Following complaints from members of the Turkish community in Berlin, the Prussian Ministry of the Interior petitioned to have
Die Frau mit den Millionen removed from circulation mere months after its premiere. Its allegedly biased depiction of the Turkish-Armenian conflict, as well as its unflattering portrayal of certain members of Turkish royalty, were cited as examples of how the film posed a potential threat to Germany’s diplomatic relations with Turkey and Greece. While the Senior Film Censor’s Office (Film-Oberprüfstelle) didn’t ban the film outright, it ordered that all references to those countries be removed from the intertitles. Thus, for example, the supplementary title of the third film, “Konstantinopel – Paris”, was changed to “Dagestan – Paris”. Also, the name of Karl Huszár-Puffy’s character, Leonides Kleptomanides, a not-so-subtle allusion to the character’s greedy and unscrupulous nature, was changed to Manides. Gosfilmofond’s print of the Russian release version (the only one known to survive) retains the original spelling.
Unfortunately, the Russian source element had clearly seen better days by the time the archive came to duplicate it. The muddy, damage-ridden images do little justice to Arpad Viragh’s photography, and Willi Wolff and Paul Merzbach’s complex storyline is hampered by the occasional loss of footage in the surviving print. Nonetheless, the set pieces – including an escape from a speeding train that holds up alongside anything by Richter’s male contemporaries such as Douglas Fairbanks, Luciano Albertini, or Harry Piel – still manage to instil excitement, and the locations fascinate behind the dirt and scratches. – Oliver Hanley

DIE FRAU MIT DEN MILLIONEN (DE 1923)
(Smaragda Naburèn; La signora dei milioni) [The Woman Worth Millions] 

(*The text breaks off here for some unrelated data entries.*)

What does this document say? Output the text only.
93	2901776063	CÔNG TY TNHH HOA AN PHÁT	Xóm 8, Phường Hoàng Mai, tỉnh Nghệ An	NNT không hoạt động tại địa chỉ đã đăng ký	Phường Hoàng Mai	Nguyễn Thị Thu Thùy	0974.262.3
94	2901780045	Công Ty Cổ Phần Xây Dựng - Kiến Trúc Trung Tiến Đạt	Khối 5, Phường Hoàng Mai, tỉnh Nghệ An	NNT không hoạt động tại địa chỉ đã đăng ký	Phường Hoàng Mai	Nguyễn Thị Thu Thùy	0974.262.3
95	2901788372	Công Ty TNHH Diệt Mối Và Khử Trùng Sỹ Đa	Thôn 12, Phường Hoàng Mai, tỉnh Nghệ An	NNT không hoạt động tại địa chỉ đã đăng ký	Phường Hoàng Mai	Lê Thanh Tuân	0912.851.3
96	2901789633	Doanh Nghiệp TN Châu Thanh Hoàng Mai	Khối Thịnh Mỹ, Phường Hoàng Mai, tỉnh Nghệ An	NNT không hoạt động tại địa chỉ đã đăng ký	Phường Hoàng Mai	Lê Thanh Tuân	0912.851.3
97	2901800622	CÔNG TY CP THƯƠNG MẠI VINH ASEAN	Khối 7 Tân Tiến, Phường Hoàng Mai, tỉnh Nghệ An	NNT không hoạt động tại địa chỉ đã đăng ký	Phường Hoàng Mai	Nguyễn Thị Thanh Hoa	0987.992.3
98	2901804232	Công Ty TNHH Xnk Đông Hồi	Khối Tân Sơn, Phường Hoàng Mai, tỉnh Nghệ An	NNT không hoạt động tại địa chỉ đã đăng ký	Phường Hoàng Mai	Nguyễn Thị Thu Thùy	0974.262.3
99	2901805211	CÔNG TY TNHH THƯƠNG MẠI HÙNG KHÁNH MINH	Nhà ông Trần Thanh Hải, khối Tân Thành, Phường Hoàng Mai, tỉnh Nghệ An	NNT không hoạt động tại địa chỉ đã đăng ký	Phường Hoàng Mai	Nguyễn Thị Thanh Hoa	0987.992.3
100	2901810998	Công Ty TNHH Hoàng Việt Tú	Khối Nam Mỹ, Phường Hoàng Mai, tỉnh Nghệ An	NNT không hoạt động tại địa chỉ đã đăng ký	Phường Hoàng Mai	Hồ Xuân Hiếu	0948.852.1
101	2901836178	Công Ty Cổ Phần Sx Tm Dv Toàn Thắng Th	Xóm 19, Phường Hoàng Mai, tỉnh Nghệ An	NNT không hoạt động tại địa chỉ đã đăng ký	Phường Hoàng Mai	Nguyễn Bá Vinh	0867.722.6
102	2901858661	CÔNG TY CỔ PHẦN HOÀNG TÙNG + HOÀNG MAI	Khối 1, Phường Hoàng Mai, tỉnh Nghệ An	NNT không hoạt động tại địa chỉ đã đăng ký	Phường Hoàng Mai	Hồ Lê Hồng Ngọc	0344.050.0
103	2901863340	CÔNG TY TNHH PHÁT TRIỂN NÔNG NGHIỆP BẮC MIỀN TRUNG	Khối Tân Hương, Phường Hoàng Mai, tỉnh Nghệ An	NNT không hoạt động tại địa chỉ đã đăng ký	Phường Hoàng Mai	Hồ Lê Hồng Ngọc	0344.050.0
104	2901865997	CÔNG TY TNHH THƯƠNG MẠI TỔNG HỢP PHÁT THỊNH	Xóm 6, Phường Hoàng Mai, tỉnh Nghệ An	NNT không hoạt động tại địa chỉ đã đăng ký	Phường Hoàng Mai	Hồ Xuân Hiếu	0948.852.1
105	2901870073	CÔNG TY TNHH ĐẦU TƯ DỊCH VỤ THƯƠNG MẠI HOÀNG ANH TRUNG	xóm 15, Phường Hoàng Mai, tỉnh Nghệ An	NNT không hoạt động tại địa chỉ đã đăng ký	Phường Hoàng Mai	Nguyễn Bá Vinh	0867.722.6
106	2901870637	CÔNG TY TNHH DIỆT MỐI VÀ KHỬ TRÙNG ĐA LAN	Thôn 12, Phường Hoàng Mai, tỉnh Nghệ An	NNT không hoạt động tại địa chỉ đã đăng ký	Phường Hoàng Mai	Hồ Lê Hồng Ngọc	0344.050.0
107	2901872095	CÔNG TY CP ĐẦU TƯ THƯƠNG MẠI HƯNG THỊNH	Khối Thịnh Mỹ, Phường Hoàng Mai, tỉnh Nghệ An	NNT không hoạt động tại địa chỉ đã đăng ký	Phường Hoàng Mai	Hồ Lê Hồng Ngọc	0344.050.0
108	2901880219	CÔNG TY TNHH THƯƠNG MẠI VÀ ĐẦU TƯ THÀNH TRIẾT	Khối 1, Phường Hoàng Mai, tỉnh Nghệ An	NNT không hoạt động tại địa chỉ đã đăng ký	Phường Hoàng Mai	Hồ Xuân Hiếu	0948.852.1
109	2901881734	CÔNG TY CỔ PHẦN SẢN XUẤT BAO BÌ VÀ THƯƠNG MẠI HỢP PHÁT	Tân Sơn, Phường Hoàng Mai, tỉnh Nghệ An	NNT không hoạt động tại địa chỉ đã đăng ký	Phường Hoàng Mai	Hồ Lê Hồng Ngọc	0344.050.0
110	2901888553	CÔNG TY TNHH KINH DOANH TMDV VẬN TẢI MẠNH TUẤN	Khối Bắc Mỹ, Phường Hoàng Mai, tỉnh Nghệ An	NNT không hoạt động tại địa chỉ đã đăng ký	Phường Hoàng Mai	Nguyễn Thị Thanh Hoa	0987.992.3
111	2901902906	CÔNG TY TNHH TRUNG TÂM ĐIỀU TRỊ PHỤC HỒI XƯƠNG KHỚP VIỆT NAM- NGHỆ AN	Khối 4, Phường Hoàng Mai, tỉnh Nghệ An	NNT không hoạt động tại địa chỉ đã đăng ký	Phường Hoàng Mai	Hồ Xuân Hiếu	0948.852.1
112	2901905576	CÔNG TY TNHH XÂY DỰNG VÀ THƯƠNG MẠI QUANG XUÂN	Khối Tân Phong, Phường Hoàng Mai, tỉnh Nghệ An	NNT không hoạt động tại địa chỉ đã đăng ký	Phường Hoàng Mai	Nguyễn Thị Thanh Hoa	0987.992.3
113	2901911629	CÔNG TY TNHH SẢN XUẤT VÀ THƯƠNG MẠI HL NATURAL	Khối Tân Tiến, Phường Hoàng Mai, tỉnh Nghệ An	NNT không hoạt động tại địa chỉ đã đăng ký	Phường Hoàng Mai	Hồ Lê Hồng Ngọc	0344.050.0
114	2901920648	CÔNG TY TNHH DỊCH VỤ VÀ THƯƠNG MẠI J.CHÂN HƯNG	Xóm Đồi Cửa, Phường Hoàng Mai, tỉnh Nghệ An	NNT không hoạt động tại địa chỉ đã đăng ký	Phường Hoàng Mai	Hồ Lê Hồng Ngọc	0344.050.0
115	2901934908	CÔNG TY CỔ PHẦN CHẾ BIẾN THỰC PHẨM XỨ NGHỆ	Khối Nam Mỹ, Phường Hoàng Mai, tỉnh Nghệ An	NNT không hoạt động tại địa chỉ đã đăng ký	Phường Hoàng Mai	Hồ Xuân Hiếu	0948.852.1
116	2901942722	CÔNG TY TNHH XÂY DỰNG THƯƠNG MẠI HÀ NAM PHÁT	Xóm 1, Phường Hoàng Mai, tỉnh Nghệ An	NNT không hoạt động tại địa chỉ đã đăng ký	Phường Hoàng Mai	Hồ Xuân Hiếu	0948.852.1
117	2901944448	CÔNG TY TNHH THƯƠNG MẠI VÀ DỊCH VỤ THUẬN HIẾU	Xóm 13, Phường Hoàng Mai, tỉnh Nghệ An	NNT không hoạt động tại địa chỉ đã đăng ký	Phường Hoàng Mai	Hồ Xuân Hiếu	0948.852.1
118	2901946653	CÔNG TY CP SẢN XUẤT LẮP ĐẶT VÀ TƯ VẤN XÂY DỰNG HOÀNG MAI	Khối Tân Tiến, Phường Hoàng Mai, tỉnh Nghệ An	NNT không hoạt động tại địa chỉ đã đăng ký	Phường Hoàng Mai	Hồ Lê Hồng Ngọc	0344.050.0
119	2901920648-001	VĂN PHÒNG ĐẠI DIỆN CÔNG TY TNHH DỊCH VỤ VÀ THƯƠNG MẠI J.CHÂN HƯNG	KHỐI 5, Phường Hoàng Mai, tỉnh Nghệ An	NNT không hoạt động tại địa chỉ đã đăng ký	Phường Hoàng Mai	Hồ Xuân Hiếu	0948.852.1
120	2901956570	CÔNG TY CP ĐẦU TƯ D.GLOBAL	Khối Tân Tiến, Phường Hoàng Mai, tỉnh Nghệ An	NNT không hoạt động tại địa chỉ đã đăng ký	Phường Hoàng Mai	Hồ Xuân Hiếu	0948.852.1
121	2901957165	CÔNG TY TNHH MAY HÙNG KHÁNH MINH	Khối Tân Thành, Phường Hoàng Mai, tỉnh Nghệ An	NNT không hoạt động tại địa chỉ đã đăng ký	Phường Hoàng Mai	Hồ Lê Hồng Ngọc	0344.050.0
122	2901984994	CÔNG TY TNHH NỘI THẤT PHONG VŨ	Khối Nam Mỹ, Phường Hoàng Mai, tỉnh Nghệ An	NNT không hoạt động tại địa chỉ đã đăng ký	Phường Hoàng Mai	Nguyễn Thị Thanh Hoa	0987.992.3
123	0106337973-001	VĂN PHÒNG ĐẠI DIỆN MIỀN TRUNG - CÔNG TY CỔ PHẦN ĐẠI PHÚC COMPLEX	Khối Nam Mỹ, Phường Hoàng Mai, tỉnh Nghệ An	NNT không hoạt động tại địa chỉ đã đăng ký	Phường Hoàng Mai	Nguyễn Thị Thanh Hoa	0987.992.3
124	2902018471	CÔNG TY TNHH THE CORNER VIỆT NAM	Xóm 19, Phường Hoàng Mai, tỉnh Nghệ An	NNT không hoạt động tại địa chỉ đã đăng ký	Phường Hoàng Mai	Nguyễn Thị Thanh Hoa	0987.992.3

3 parti/parts: 1. Der Schuss in der Pariser Oper (Il furto dei dieci milioni) [The Shot in the Paris Opera House]; 2. Der Prinz ohne Land (Il principe senza dominio) [The Prince Without a Country]; 3. Konstantinopel – Paris [Costantinopoli / Constantinople – Paris]
regia/dir: Willi Wolff.
scen: Willi Wolff, Paul Merzbach.
photog: Arpad Viragh.
scg/des: Hans Dreier.
cons. artistico/artistic advisor: Paul Merzbach.

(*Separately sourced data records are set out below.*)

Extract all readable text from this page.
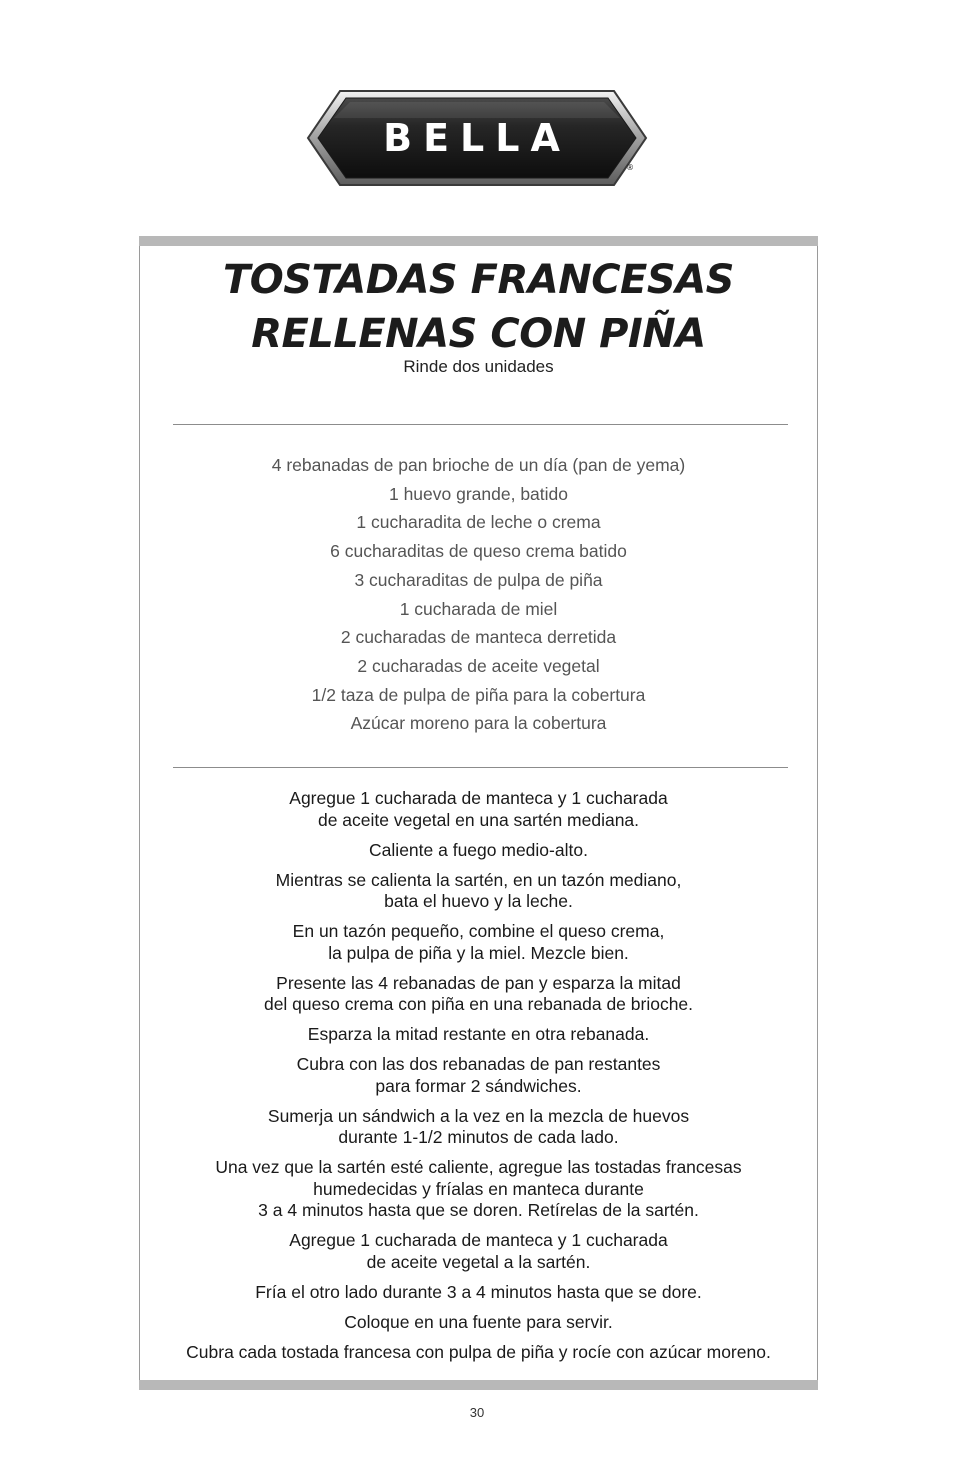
BELLA
®
TOSTADAS FRANCESAS
RELLENAS CON PIÑA
Rinde dos unidades
4 rebanadas de pan brioche de un día (pan de yema)
1 huevo grande, batido
1 cucharadita de leche o crema
6 cucharaditas de queso crema batido
3 cucharaditas de pulpa de piña
1 cucharada de miel
2 cucharadas de manteca derretida
2 cucharadas de aceite vegetal
1/2 taza de pulpa de piña para la cobertura
Azúcar moreno para la cobertura
Agregue 1 cucharada de manteca y 1 cucharada
de aceite vegetal en una sartén mediana.
Caliente a fuego medio-alto.
Mientras se calienta la sartén, en un tazón mediano,
bata el huevo y la leche.
En un tazón pequeño, combine el queso crema,
la pulpa de piña y la miel. Mezcle bien.
Presente las 4 rebanadas de pan y esparza la mitad
del queso crema con piña en una rebanada de brioche.
Esparza la mitad restante en otra rebanada.
Cubra con las dos rebanadas de pan restantes
para formar 2 sándwiches.
Sumerja un sándwich a la vez en la mezcla de huevos
durante 1-1/2 minutos de cada lado.
Una vez que la sartén esté caliente, agregue las tostadas francesas
humedecidas y fríalas en manteca durante
3 a 4 minutos hasta que se doren. Retírelas de la sartén.
Agregue 1 cucharada de manteca y 1 cucharada
de aceite vegetal a la sartén.
Fría el otro lado durante 3 a 4 minutos hasta que se dore.
Coloque en una fuente para servir.
Cubra cada tostada francesa con pulpa de piña y rocíe con azúcar moreno.
30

cast: Ellen Richter (Smaragda Naburian), Georg Alexander (Anatole Pigeard), Hugo Flink (principe/Prince Selim), Eduard von Winterstein (Mahmud Nedim Pascha), Karl Huszár-Puffy (Leonidas Kleptomanides), Anton Pointner (Stuart Hardington), Adolf Klein (principe/Prince Naburian), Arthur Bergen (Abdul Kerim, l’aiutante/an aide), Leonhard Haskel (il sultano di/Sultan of Dagestan), Muhsin Ertuğrul (tenente/Lieutenant Erdöffy), Hermann Picha (ospodaro di/Hospodar of Valona), Georg Baselt (ospodaro di/Hospodar of Antivari), Henry Bender, Karl Geppert, Karl Harbacher, Max Kronert, Max Laurence, Frida Richard.
prod: Ellen Richter, Willi Wolff, Ellen Richter-Film GmbH, Berlin. dist: Universum-Film AG (Ufa), Berlin.

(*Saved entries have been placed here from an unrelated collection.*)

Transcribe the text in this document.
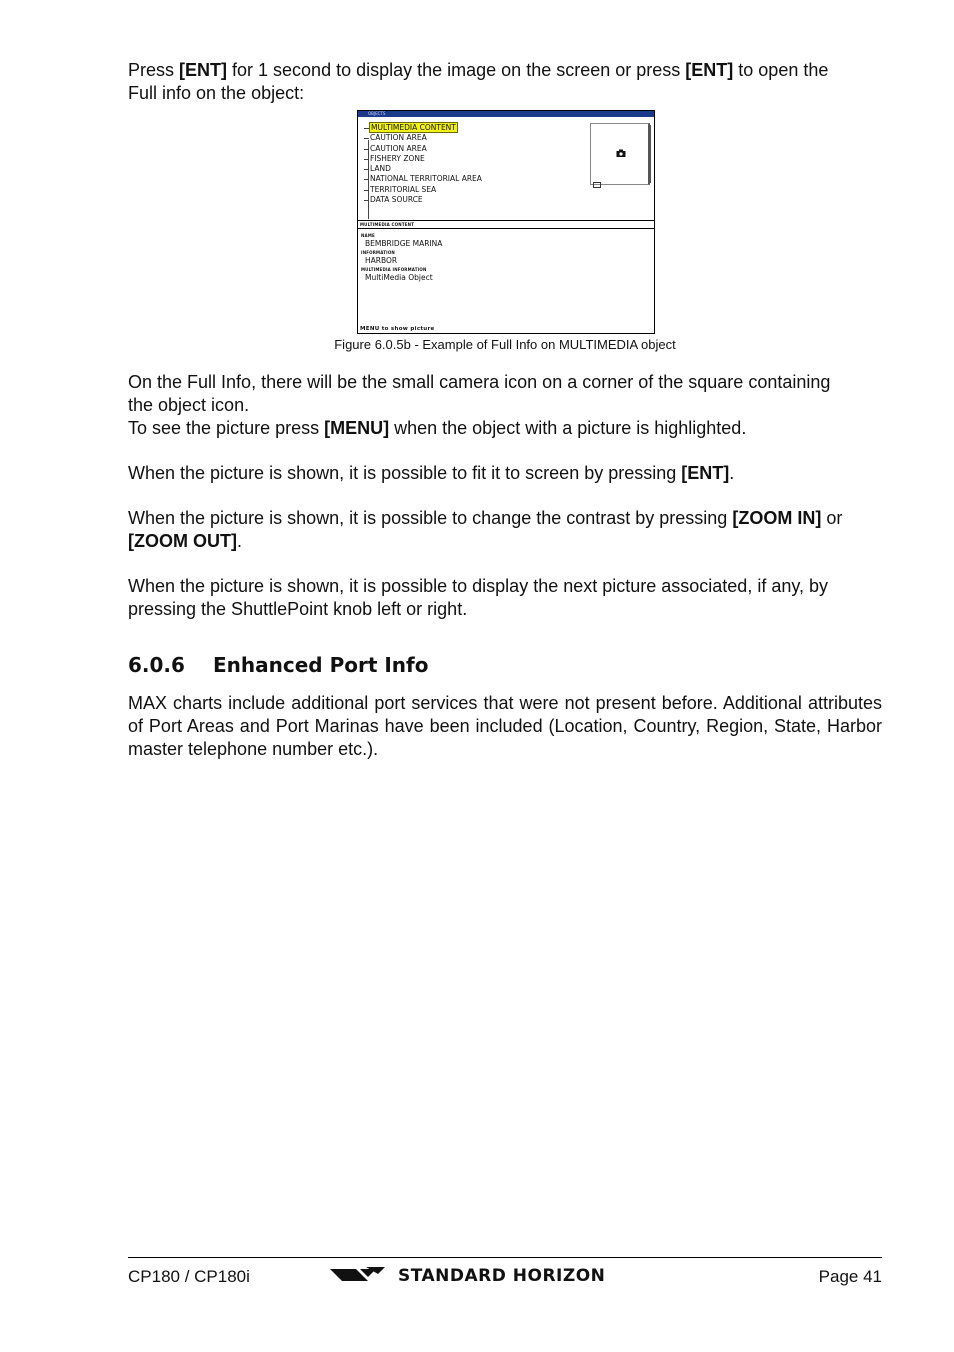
Press [ENT] for 1 second to display the image on the screen or press [ENT] to open the
Full info on the object:

OBJECTS
MULTIMEDIA CONTENT
CAUTION AREA
CAUTION AREA
FISHERY ZONE
LAND
NATIONAL TERRITORIAL AREA
TERRITORIAL SEA
DATA SOURCE
MULTIMEDIA CONTENT
NAME
BEMBRIDGE MARINA
INFORMATION
HARBOR
MULTIMEDIA INFORMATION
MultiMedia Object
MENU to show picture
Figure 6.0.5b - Example of Full Info on MULTIMEDIA object

On the Full Info, there will be the small camera icon on a corner of the square containing
the object icon.
To see the picture press [MENU] when the object with a picture is highlighted.

When the picture is shown, it is possible to fit it to screen by pressing [ENT].

When the picture is shown, it is possible to change the contrast by pressing [ZOOM IN] or
[ZOOM OUT].

When the picture is shown, it is possible to display the next picture associated, if any, by
pressing the ShuttlePoint knob left or right.

6.0.6 Enhanced Port Info

MAX charts include additional port services that were not present before. Additional attributes of Port Areas and Port Marinas have been included (Location, Country, Region, State, Harbor master telephone number etc.).

CP180 / CP180i	STANDARD HORIZON	Page 41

riprese/filmed: c. 04-08.1922 (studio: ?; locs.: Verona, Venezia, Trieste, Portorož, Piran, Bari, Brindisi, Corfu, Kórinthos, Atene/Athens, Stretto dei Dardanelli/Dardanelles, Konstantinoupolis, Bosforo/Bosporus, Mar Nero/Black Sea, Varna, Sofia, Beograd, Lago di Garda/Lake Garda, Budapest, Berlin). 
v.c./censor date: 14.02.1923 (pt. 1); 28.02.1923 (pt. 2); 14.03.1923 (pt. 3); 11.07.1923 (riesame/revision: pt. 1, 1860 m.; pt. 2, 1743 m., pt. 3, 1631 m.).
première: 08.03.1923 (pt. 1, 1866 m.); 23.03.1923 (pt. 2, 1765 m.), 06.04.1923 (pt. 3, 1631 m.), Berlin (U.T. Kurfürstendamm).
copia/copy: 35mm, 4851 m., 19 rl. (orig. 5262 m. [3 pt., 03.1923]), 209′ [pt. 1, 79′; pt. 2, 67′; pt. 3, 63′] (20 fps); did./titles: RUS.
fonte/source: Gosfilmofond of Russia, Moscow.